Poland is on CET/CEST, so you get full overlap with London, Berlin, and Paris, and roughly 3-5 hours of live overlap with US East Coast mornings — enough for standups, pairing, and incident response.
B2B or EOR — which is better?
B2B is faster and cheaper for genuinely independent contractors; an EOR gives you formal employment with full Polish labor protections. They answer a different question from sourcing — first you find the person, then you pick how to contract and pay them.
Where can I post a role to reach Polish developers?
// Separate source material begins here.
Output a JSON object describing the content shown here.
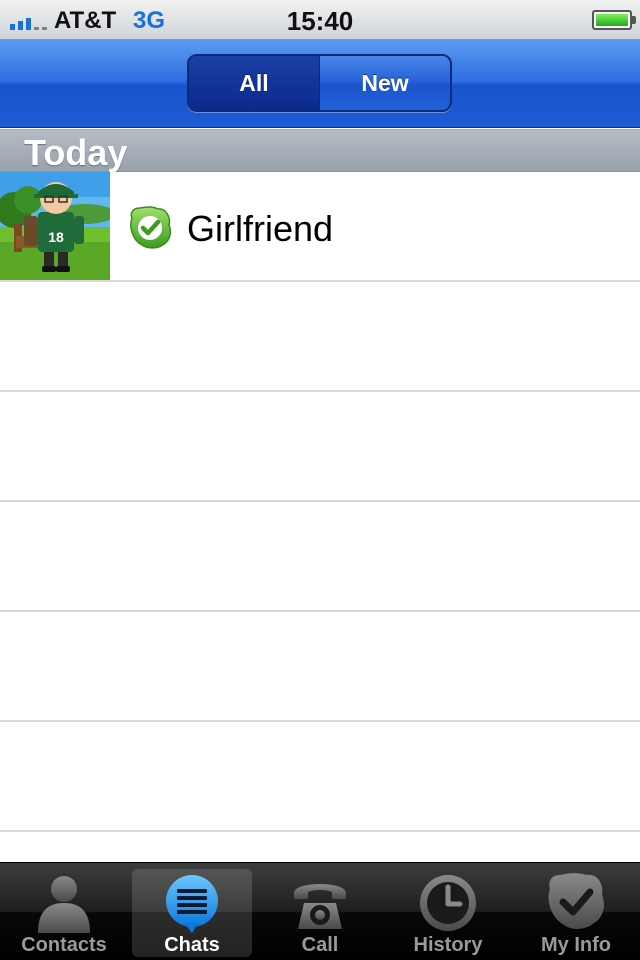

Options include Polish IT job boards (NoFluffJobs, JustJoinIT, Bulldogjob), a foreign-employer board like HiddenJobs, freelance marketplaces (Upwork, Toptal), and LinkedIn or direct outreach. Most first hires use two or three channels in parallel.
How long does it take to hire a Polish developer?
On a B2B contract, a developer can typically start within about 3-7 days; an EOR runs closer to 7-10 days. Plan 2-4 weeks from their first day to full sprint productivity.
Do I need to charge VAT when paying a Polish contractor?
Services exported to a business in another country are generally reverse-charged, so the Polish contractor issues a 0% VAT invoice and your company accounts for VAT under its own local rules. Verify EU counterparties in VIES.
Editorial note
This guide is informational and reflects Polish business and tax practice as of July 2026. Costs, tax rules, and the July 2026 Polish Labour Inspectorate reform vary by case and can change. Ranges are illustrative, not quotes. It is not legal, tax, or HR advice — verify your specific situation with a qualified Polish adviser before signing any contract.